I’ve always been drawn to games like this. A momentary lapse of concentration in the heat of a fight can be enough to dispense with half your health bar, leaving you weakened before the next encounter.Īll of this is painful, but I always felt as if I had a chance – that next time I’d find out more about what the everliving hell had happened on this planet, or discover one of the rare artefacts or upgrades that Selene gets to keep, or squeak out of a fight that was very much not in my favour with a sliver of health and the sound of my heart pounding in my ears. You never know whether your next run will last two hours or 10 minutes. Because the planet changes every time, you never know whether the chamber ahead contains something useful, or a crowd of enemies that you’re not strong enough to face yet. But still I kept playing.Įverything in Returnal is a gamble, really. Over and over, I was sent back to the beginning. I kept coming across malignant items that caused my suit to malfunction when I picked them up, or falling through the floor to find a super-powerful mortar-firing turtle waiting for me, or opening chests to discover aggressive flying manta rays instead of a decent weapon. After that, it took me almost two days to get any further on every attempt I seemed plagued by bad luck or failing skill. By the time I got to the next boss, I was already struggling, and I flubbed it by sprinting into a pit trying to run away from a sword-wielding faceless alien that kept materialising behind my back. Unfortunately, my shotgun turned out to be next to useless in the desert, which was mostly populated by ominous floating cubes with tentacles.
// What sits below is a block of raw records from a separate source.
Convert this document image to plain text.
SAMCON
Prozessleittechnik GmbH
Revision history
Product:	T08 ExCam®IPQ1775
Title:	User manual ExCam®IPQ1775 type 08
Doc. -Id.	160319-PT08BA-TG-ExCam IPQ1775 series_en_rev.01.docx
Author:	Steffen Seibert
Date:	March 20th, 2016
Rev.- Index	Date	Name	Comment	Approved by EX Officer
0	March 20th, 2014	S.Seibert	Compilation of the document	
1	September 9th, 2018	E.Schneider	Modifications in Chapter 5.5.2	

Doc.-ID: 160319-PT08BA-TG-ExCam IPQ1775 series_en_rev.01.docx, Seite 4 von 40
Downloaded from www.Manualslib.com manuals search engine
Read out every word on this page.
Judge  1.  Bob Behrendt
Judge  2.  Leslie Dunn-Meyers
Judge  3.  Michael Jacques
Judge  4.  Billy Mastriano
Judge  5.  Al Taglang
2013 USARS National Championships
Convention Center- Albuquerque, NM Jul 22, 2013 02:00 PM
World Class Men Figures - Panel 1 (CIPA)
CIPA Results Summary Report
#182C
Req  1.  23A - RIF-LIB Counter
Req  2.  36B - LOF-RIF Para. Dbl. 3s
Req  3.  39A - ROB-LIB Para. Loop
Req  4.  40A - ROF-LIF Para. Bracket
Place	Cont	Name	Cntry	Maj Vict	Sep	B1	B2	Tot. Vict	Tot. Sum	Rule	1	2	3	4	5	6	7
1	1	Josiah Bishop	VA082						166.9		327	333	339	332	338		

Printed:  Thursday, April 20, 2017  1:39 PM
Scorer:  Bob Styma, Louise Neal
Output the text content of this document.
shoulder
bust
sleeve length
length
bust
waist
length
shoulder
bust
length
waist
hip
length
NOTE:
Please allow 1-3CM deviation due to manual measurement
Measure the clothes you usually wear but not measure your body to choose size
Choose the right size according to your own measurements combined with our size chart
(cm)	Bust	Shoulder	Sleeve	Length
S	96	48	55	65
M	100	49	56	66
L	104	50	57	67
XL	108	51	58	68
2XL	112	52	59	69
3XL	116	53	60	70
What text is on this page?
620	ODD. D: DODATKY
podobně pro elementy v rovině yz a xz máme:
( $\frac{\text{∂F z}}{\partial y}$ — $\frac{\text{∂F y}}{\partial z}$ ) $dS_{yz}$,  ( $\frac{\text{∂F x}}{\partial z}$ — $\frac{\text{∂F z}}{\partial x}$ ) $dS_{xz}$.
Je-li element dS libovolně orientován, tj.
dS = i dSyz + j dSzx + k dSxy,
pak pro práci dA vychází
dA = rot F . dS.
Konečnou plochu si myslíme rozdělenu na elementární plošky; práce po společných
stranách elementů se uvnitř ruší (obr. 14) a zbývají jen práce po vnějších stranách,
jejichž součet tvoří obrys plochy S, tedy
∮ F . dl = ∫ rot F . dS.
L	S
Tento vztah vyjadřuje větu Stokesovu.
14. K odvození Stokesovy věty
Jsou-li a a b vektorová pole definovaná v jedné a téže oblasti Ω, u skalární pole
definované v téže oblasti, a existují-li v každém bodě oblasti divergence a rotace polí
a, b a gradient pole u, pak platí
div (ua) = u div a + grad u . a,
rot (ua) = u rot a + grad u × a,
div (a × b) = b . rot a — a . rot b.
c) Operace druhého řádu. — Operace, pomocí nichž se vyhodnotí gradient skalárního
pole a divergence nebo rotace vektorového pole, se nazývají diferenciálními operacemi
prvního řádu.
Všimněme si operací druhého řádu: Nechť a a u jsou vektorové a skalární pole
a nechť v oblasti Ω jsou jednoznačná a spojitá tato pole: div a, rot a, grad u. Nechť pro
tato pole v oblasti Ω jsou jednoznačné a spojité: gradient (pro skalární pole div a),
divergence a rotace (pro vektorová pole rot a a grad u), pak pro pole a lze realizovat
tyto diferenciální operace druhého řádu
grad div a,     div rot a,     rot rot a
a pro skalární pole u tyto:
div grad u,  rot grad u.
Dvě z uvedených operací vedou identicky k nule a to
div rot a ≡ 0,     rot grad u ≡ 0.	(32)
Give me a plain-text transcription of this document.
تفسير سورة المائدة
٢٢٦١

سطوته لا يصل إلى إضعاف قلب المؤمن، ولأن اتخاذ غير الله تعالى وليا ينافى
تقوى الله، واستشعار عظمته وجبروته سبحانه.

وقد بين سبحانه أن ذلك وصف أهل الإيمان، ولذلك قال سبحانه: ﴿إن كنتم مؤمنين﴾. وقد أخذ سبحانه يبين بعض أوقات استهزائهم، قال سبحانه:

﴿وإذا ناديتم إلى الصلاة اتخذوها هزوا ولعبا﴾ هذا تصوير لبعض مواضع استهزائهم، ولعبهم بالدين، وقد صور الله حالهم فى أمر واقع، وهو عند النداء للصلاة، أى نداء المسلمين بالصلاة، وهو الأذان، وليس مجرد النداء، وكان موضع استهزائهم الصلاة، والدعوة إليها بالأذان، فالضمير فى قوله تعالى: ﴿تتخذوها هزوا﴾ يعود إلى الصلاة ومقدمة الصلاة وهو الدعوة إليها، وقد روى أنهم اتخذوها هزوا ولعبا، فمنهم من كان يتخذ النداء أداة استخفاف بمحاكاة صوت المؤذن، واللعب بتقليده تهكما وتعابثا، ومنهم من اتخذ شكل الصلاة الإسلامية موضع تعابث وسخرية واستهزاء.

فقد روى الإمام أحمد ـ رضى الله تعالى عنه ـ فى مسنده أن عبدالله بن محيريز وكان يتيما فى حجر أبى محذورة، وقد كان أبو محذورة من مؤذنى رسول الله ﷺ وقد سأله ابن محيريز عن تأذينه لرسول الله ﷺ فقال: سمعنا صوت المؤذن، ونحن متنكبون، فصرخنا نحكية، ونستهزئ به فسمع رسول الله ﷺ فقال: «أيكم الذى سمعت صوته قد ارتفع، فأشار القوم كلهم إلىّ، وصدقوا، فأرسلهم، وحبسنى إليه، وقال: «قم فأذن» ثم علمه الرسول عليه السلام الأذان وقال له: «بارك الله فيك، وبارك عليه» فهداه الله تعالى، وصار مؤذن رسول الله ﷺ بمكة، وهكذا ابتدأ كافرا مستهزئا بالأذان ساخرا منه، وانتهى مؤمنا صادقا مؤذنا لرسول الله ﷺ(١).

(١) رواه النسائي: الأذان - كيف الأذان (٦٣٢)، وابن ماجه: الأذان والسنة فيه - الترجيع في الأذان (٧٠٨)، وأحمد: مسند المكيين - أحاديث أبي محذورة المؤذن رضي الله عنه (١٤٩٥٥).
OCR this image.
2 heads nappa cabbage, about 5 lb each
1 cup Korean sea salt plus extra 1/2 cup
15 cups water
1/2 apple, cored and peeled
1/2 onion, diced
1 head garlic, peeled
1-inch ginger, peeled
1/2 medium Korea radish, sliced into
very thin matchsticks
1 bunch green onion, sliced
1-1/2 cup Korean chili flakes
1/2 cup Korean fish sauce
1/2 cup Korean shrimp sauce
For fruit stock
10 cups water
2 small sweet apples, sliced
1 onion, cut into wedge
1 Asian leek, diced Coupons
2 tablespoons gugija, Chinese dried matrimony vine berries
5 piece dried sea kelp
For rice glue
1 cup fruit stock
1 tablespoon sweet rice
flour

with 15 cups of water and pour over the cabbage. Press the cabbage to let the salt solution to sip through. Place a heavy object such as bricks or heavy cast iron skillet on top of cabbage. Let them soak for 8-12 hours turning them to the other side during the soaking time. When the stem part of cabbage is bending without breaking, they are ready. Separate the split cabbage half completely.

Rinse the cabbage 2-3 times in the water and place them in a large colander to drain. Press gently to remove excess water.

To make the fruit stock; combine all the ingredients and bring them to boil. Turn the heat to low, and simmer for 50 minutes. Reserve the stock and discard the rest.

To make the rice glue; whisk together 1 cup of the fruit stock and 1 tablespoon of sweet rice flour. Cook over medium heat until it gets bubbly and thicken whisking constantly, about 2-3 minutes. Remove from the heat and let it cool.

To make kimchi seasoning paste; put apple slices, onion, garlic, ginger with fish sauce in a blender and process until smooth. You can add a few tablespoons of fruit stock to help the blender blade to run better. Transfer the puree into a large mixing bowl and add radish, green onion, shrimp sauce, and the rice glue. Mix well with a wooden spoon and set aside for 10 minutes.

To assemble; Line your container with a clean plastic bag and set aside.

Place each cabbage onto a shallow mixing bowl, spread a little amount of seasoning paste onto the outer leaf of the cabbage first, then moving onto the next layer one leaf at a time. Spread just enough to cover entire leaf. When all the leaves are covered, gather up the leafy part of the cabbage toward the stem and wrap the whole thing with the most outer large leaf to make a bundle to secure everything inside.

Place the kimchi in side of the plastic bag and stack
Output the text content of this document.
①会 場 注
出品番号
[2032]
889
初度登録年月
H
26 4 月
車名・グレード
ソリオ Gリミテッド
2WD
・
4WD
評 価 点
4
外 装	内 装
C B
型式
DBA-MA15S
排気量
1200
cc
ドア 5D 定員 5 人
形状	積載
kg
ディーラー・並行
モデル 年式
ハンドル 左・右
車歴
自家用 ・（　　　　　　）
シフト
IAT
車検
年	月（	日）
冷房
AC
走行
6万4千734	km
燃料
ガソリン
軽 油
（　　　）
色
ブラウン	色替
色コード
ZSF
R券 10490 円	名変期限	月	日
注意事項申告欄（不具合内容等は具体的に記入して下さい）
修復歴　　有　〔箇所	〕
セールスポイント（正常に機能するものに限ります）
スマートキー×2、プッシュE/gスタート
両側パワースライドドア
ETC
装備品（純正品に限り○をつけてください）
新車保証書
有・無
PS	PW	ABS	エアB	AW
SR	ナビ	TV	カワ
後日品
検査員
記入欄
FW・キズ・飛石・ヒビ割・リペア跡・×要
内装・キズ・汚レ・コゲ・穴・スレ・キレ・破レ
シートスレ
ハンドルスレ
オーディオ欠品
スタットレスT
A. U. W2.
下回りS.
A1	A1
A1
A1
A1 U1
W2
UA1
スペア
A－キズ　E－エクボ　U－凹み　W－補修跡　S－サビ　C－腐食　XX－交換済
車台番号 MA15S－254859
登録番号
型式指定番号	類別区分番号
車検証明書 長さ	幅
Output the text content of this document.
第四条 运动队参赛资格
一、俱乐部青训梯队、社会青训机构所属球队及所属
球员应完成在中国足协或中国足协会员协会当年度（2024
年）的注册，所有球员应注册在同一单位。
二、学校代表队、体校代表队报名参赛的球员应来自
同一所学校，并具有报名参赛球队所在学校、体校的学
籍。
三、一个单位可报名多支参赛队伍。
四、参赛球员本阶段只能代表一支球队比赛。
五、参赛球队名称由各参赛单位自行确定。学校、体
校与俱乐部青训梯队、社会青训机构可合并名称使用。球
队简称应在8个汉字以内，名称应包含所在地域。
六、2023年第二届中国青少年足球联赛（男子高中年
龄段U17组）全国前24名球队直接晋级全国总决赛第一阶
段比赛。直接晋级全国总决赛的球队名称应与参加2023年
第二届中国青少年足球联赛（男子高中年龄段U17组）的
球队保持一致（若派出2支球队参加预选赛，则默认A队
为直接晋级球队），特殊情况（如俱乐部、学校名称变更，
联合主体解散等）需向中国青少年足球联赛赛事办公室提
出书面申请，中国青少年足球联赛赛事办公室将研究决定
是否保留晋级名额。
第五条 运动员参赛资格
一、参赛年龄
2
Movement and shooting are so fast in Returnal, so instinctive, that when things are going well you feel like the archdemon of bullet hell, surviving against the odds.

I danced through every altercation, dashing and jumping and sprinting around mesmerising patterns of plasma orbs and bullets to get up close.
#Metacritic returnal upgrade#
I found plenty of green pickups to refill and expand my health bar, and a weird alien machine-thing that resurrected me, and an upgrade for my suit that let me do more damage the closer Selene got to death. I got lucky with a weapon I found early on, a shotgun-style thing with a secondary-fire mode that sent a horizontal wall of pain towards encroaching creatures. My first afternoon with Returnal took me through that jungle, past a couple of truly terrifying boss creatures, and through a Stargate-style portal to the arid ruins of the planet’s second area, the Crimson Wastes, in one epic four-hour run. Every time Selene dies – and this will be very often – she finds herself back at the crash site, in the middle of a jungle that remixes itself subtly every time, having lost every useful weapon or trinket or ability modifying parasite that she gathered on the last run. You’ll explore, discover and fight your way through an unforgiving journey, where mystery stalks your every move.ĭesigned for extreme replayability, the procedural world of Returnal invites you to dust yourself off in the face of defeat and take on new, evolving challenges with every rebirth.If it moves, it will try to kill you, and you’d better shoot back. From high stakes, bullet hell-fuelled combat, to visceral twists and turns through stark and contrasting environments. Every loop offers new combinations, forcing you to push your boundaries and approach combat with a different strategy each time.īrought to life by stunning visual effects, the dark beauty of the decaying world around you is packed with explosive surprises. Through relentless roguelike gameplay, you’ll discover that just as the planet changes with every cycle, so do the items at your disposal. Again and again, she’s defeated – forced to restart her journey every time she dies. Isolated and alone, she finds herself fighting tooth and nail for survival. After crash-landing on this shape-shifting world, Selene must search through the barren landscape of an ancient civilization for her escape.